A book is bought, read, treasured, reread at a later date, passed on, or sadly thrown away. Ultimately, the lifespan or life service of a publication depends on the patron. Some books never die; the best example is the Bible, which has been printed more than six billion times. Why do some books “live” longer?
Publications with sturdy spines, such as hardcovers, will get a second look before being discarded. If a book has amazing artwork, it will be more likely to get passed down through generations. Beatrix Potter’s The Tale of Peter Rabbit has been a children’s bestseller since 1902.
But in this age where books are available in a variety of formats—from hardcovers and mass market paperbacks to audiobooks, e-books and more—publishers need to pay attention to other factors.
A Timeless Message
Books about life, applicable to all, with God’s voice inspiring the human heart, will always be sought after. A prime example is John Bunyan’s Pilgrim’s Progress, first published in 1678. This Christian allegory, translated into more than a 100 languages, was made into a film in 1912, and again in 1977. A computer animation was released in 2006.
Brother Lawrence’s simply titled The Practice of the Presence of God, written in the 17th century, even now appeals to a global audience.
Charles Spurgeon’s sermons, delivered in the 19th century, are in print in many languages, and can be downloaded online [http://www.spurgeongems.org/].
Oswald’s Chamber’s timeless devotional My Utmost for His Highest, originally published in 1927, can be found in many personal libraries and bookstores.
The AC Media Company reports that children’s books that talk about timeless subject matter—such as friendship and parental love—have a longer lifespan than other titles.
Nonfiction, so long as it is updated, never goes out of style. This is especially true of reference titles. Noah Webster’s American Spelling Book, first published in 1783, is now sold online. The World Almanac has been popular for more than a century since 1876. The Guinness Book of Records, first published in 1955, itself holds a world record as the best-selling copyrighted series.
Of particular interest to Christian publishers is the life service of Sunday school materials. Author Lynda Freeman recommends that Sunday schools:
- Determine whether the curriculum appeals to a wide or narrow range of age bands (preschool/ kindergarten, primary and intermediate).
- Look for creativity, suggested activities, good pictures or visual aids, and a good teacher’s guide.
- Ascertain whether the curriculum engages children, small group relationships, live-it application projects, sorts out memory versus application, offers optional second lessons, and contains family flyers and teacher devotions.
- Review biblical interpretation, theology, accessibility, pricing, reusability, and reproducibility.
All of the factors mentioned by Freeman affect repurchase and, eventually, the life service of a product.
A recent survey from the U.S. Department of Education indicates a growing percentile of children ages 3 - 5 are read to every day by a family member, up from 53 percent in 1993 to 58 percent in 2001. This is reassuring for children’s books publishers. Because of nostalgia, parents read books they were read as children. Sometimes, they are reluctant to buy new titles. Therefore, publishers must target parents through book reviews and parenting publications in order to overcome the sentiment factor.

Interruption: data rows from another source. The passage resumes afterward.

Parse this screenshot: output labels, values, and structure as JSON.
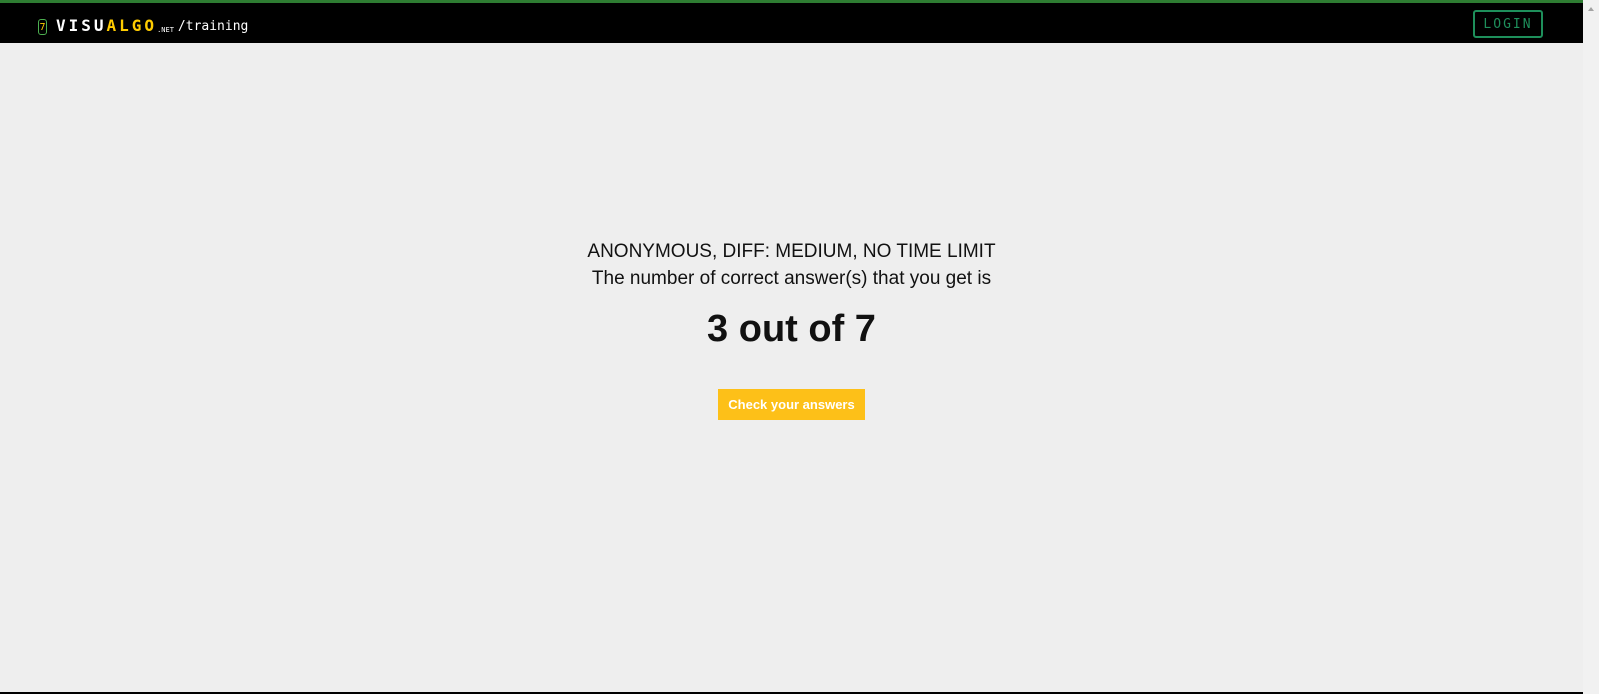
{
  "header": {
    "logo_badge": "7",
    "logo_visu": "VISU",
    "logo_algo": "ALGO",
    "logo_net": ".NET",
    "logo_path": "/training",
    "login_label": "LOGIN"
  },
  "result": {
    "status_line": "ANONYMOUS, DIFF: MEDIUM, NO TIME LIMIT",
    "message": "The number of correct answer(s) that you get is",
    "score_text": "3 out of 7",
    "correct": 3,
    "total": 7,
    "check_button_label": "Check your answers"
  },
  "colors": {
    "navbar": "#000000",
    "accent_yellow": "#fdc018",
    "login_green": "#1e8f5b",
    "background": "#eeeeee"
  }
}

For similar reasons, series books tend to last longer than single titles. Series and new or revised editions sustain or reinvigorate interest. The Babysitter’s Club series books are very popular all over the world though very American in concept (presenting babysitting as a business).

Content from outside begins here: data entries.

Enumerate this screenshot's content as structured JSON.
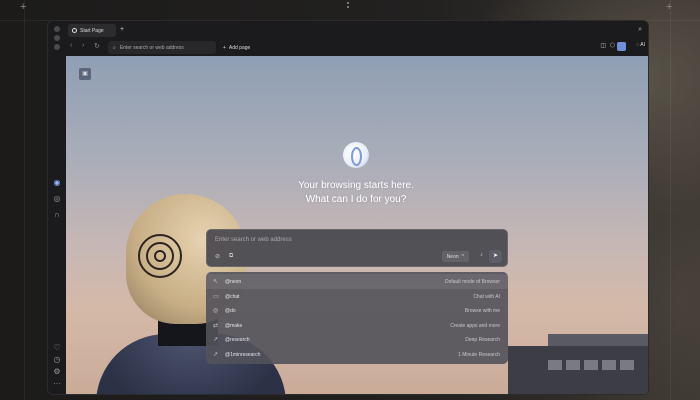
{
  "tab": {
    "label": "Start Page",
    "add": "+"
  },
  "address": {
    "placeholder": "Enter search or web address",
    "add_page": "Add page",
    "ai": "AI"
  },
  "start": {
    "headline_1": "Your browsing starts here.",
    "headline_2": "What can I do for you?",
    "search_placeholder": "Enter search or web address",
    "mode": "Neon"
  },
  "suggestions": [
    {
      "cmd": "@neon",
      "desc": "Default mode of Browser",
      "icon": "cursor-icon"
    },
    {
      "cmd": "@chat",
      "desc": "Chat with AI",
      "icon": "chat-icon"
    },
    {
      "cmd": "@do",
      "desc": "Browse with me",
      "icon": "browse-icon"
    },
    {
      "cmd": "@make",
      "desc": "Create apps and more",
      "icon": "shuffle-icon"
    },
    {
      "cmd": "@research",
      "desc": "Deep Research",
      "icon": "research-icon"
    },
    {
      "cmd": "@1minresearch",
      "desc": "1 Minute Research",
      "icon": "quick-research-icon"
    }
  ]
}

The larger the targeted age groups the longer the book life. Books written for toddlers will have a shorter lifespan than those written from ages 9 to 15.
Books for adults can often be targeted to a limited audience, a niche or a particular interest group. Books that appeal to both men and women, or to multiple audiences, have a greater chance of success.
Current events, media coverage, a movie version, crossover appeal (men and women, adults and kids) or fashion (as to what is “hip” to read) can alter the duration of product life, adding years, if not decades. A bestseller then becomes a perennial seller.
Most adult fiction books sustain their popularity for just a couple of years, unless the book has been turned into a film. The world’s top 14 bestselling fiction titles, including To Kill A Mockingbird, Gone With The Wind, and Animal Farm, have all been adapted for the screen. The only exception is J.D. Salinger’s The Catcher in the
According to Didier Sornette (email@example.com), a physicist turned geophysicist and also professor of finance at ETH Zurich (the Swiss Federal Institute of Technology):
“There are two types of mechanisms to sell books—word-of-mouth and advertising campaigns. Word-of-mouth is known to produce a slow growth in sales, which eventually peak and then decline slowly, whereas advertising or a good review gives sales an instant but short-lived boost.”
Sornette and a team of researchers graphed estimated sales data for bestselling books on Amazon.com. The team found that the shape of the peaks could predict future sales. A sharp apex in sales may indicate fleeting interest, so further marketing will probably not encourage purchase. On the other hand, a measured decline can mean that the publication could benefit from more advertising. Sornette’s model may help publishers use initial sales data to decide whether publications have a better chance for longer lifespans with promotional campaigns.